Soccer Senior Send-off
As the year wound down (winds down? I refused to admit it’s over), most of the organizations I’m involved in on campus held various activities in order to “send off” the seniors. Now, part of me refused to acknowledge that this included ME (wow, gee wiz, golly wolly, etc.), but that went out the window the second I got the invite for the senior send-off for the club soccer team.
The women’s club soccer team was the actual, literal, absolute first thing I got involved in at Vanderbilt, just a few days into my first semester here. From the first day I tentatively stepped onto the field for tryouts, not knowing a soul, the team made me feel included and like I had a family at Vanderbilt. The very first practice, one of the juniors on the team walked up to me and introduced herself, taking the time to chat genuinely and ask how I was doing. I’m not going to lie and say that I loved Vanderbilt right off the bat–it took me until second semester to adjust and truly love it here, but what I did love right off the bat was my team. It felt great to be a part of something, and being on a team is a unique experience that I feel like other organizations just can’t compete with. As a team, we worked toward a common goal–to play the best that we possibly could play, and win as many games as possible along the way, to win a national championship, to improve the program as a whole. We suffered long, intense workouts in the blistering heat and humidity of September together. These things, and so much more, made the club soccer team a permanent, important, wonderful fixture of my four years at Vanderbilt.
Long story short, when senior send-off rolled around, I was incredibly sad to say goodbye to my team. We gathered at our coach’s house for a delightful brunch and the team gave each senior a framed picture of the team at the national tournament in Phoenix in November. It was signed by everyone, and it was at that moment that I really felt like a senior.

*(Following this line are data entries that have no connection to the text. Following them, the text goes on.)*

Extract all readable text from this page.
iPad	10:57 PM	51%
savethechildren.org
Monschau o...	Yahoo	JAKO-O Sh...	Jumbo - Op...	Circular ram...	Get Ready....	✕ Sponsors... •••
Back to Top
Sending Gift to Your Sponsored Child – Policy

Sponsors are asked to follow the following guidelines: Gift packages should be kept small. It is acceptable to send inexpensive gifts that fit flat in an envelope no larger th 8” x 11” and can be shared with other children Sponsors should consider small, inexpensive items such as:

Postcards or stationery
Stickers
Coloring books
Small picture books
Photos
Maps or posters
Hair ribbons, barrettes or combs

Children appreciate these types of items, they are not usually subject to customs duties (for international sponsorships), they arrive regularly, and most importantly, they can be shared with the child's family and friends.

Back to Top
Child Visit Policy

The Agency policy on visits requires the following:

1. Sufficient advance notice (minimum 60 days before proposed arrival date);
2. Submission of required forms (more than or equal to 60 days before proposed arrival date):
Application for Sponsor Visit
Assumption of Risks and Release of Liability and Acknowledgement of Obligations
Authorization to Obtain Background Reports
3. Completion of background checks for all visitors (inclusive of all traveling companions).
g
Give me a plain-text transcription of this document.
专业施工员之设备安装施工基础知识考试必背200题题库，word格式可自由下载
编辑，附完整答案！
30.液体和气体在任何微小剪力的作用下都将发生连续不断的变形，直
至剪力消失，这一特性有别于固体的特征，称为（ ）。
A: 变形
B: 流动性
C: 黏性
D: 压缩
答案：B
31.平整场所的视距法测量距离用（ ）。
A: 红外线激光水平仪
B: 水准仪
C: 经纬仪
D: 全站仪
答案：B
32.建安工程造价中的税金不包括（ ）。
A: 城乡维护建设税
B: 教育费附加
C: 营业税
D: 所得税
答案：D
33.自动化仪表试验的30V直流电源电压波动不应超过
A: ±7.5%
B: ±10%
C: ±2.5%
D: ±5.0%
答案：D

Our coach gave an inspirational (and by inspirational I mean incredibly emotional) speech about how far our team has come since we were freshmen, and even though we all gave him a hard time for being sappy, he was right–I never imagined when I first stepped on the field on that humid day in August 2010 that this team would become both a force to be reckoned with for any team that we played and one of my greatest loves from my time at Vanderbilt as well.